Some day I may try to retouch it and see if I can make it look better, but there’s not a lot you can do with the photos taken back then. I don’t have the negatives; I had to scan this from the print. I’ll likely just leave it and remember that my father could take a good photo now and then. And I can tell you for certain that he never stopped trying! I’ve four or five storage boxes full of prints to attest to that!

Washington (for B.)

One of the few blogs I follow recently commented in passing about Washington State in the USA and said, “I hear it’s breathtaking.” (You know who you are.) Although Oregon and California give it a run for the money, those states are not as geographically diverse. I moved from the state where I grew up in 1992, prior to digital photography, returned when crude digitals were just being introduced, left again in 2001, and visited selectively from that point forward.
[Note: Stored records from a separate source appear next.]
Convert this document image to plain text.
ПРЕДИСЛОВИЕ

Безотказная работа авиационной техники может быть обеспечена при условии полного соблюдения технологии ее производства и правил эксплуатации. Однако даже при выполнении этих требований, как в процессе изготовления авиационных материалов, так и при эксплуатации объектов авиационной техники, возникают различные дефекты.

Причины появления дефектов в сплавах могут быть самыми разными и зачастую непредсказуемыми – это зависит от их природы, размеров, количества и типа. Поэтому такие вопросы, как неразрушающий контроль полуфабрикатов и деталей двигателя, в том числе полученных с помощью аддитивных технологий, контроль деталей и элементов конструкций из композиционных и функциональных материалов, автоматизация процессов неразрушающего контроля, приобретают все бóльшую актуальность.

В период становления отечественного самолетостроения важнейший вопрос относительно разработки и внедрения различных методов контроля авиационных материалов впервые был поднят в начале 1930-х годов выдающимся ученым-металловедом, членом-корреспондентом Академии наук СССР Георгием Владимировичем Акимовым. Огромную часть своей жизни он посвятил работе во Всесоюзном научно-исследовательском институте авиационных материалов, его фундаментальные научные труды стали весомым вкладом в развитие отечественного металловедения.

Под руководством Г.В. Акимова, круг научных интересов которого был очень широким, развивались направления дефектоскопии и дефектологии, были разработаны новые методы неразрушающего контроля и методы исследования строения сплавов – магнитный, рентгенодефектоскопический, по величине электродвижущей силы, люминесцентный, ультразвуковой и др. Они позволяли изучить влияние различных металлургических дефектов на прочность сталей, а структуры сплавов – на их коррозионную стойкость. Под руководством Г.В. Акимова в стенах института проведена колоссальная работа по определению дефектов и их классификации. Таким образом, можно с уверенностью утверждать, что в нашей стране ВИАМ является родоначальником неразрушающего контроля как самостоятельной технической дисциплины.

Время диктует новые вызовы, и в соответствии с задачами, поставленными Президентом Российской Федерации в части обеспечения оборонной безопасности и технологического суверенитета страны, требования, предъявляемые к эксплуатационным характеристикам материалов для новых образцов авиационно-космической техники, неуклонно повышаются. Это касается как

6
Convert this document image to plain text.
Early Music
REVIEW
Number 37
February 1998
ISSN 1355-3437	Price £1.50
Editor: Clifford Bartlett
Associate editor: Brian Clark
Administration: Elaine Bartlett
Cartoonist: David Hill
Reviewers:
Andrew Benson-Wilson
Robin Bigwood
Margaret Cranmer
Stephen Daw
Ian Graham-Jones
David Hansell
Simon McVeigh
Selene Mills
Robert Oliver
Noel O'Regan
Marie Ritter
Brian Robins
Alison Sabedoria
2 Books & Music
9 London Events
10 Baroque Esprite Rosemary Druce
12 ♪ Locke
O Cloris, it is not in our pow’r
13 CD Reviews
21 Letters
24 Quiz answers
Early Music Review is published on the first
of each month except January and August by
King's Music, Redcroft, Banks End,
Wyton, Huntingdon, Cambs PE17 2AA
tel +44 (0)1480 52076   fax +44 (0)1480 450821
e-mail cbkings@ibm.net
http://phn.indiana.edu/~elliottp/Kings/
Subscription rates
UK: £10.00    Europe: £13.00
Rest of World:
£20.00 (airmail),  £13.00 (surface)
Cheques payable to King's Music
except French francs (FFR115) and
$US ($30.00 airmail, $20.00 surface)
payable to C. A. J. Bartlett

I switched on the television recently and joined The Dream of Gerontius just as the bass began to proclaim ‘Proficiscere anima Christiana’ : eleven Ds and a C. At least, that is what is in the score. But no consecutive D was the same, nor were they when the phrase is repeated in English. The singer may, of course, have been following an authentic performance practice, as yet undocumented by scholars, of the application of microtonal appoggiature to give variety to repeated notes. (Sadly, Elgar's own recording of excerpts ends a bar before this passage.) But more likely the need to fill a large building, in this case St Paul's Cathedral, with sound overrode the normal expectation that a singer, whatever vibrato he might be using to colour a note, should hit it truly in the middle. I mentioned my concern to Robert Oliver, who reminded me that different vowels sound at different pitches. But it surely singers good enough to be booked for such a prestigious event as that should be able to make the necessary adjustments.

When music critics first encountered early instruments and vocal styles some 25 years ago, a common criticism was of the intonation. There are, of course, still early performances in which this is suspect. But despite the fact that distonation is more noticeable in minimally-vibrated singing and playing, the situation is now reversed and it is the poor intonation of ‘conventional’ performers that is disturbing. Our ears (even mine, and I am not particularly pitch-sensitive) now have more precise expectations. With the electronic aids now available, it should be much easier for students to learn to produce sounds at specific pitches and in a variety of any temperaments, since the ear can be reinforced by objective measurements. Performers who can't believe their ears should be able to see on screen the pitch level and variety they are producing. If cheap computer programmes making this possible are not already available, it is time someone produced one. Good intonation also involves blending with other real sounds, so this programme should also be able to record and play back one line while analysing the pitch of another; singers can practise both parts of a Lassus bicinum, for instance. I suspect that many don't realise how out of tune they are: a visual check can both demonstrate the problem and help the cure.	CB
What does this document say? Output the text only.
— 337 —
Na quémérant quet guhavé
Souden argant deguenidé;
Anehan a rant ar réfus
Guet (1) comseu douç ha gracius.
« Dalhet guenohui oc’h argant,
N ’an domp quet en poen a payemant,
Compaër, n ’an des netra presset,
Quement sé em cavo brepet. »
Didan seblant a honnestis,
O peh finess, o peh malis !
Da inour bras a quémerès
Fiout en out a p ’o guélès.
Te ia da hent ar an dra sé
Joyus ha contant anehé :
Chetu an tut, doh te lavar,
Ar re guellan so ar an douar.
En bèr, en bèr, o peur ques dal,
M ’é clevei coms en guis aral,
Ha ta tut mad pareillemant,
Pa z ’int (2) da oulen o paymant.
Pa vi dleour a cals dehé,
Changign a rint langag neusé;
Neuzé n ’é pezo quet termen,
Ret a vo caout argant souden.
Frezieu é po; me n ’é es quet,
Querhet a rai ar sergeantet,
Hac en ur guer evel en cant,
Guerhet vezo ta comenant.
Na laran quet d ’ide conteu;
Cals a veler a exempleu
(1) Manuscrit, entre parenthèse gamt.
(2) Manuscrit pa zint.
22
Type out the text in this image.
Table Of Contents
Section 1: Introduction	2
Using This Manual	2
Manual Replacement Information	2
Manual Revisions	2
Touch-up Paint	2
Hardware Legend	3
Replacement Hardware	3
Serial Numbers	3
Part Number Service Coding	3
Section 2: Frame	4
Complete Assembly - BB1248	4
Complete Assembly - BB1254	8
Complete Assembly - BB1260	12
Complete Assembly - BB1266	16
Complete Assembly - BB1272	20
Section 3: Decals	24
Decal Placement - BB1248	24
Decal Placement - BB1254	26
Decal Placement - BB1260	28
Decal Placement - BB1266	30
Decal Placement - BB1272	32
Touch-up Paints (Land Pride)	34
Most of these photos, therefore, are from an Introduction to Washington trip we did with our NC friends in 2017 when forest fire smoke hazed the atmosphere. Forthwith:

Smack dab in the middle of Spokane (my hometown). August 2017.
The wheat fields of the Palouse. Southeastern Washington. August 2017.
The Hoh Rainforest in Olympic National Park, Washington. March 1998. [low-res digital camera]
Beach at Kalaloch, Olympic National Park, Washington. August 2017.
Columbia River Gorge and I-90. Near Vantage, WA. August 2017.
Diablo Lake from the North Cascades Highway. North Cascades National Park. August 2017.

I could continue: the North Cascade Mountains (or the Olympics! or the volcanoes of Mounts St. Helens/Rainier/Adams/Baker); the ‘true’ Columbia Gorge from Portland, OR/Vancouver, WA east for 60-100 miles; the scablands shown here by inference in the Vantage photo; the Puget Sound inland waterway which with the Salish Sea offer a worthy challenger to Chesapeake Bay on the east coast; and…but let’s stop there. I think I need to plan another trip to Washington!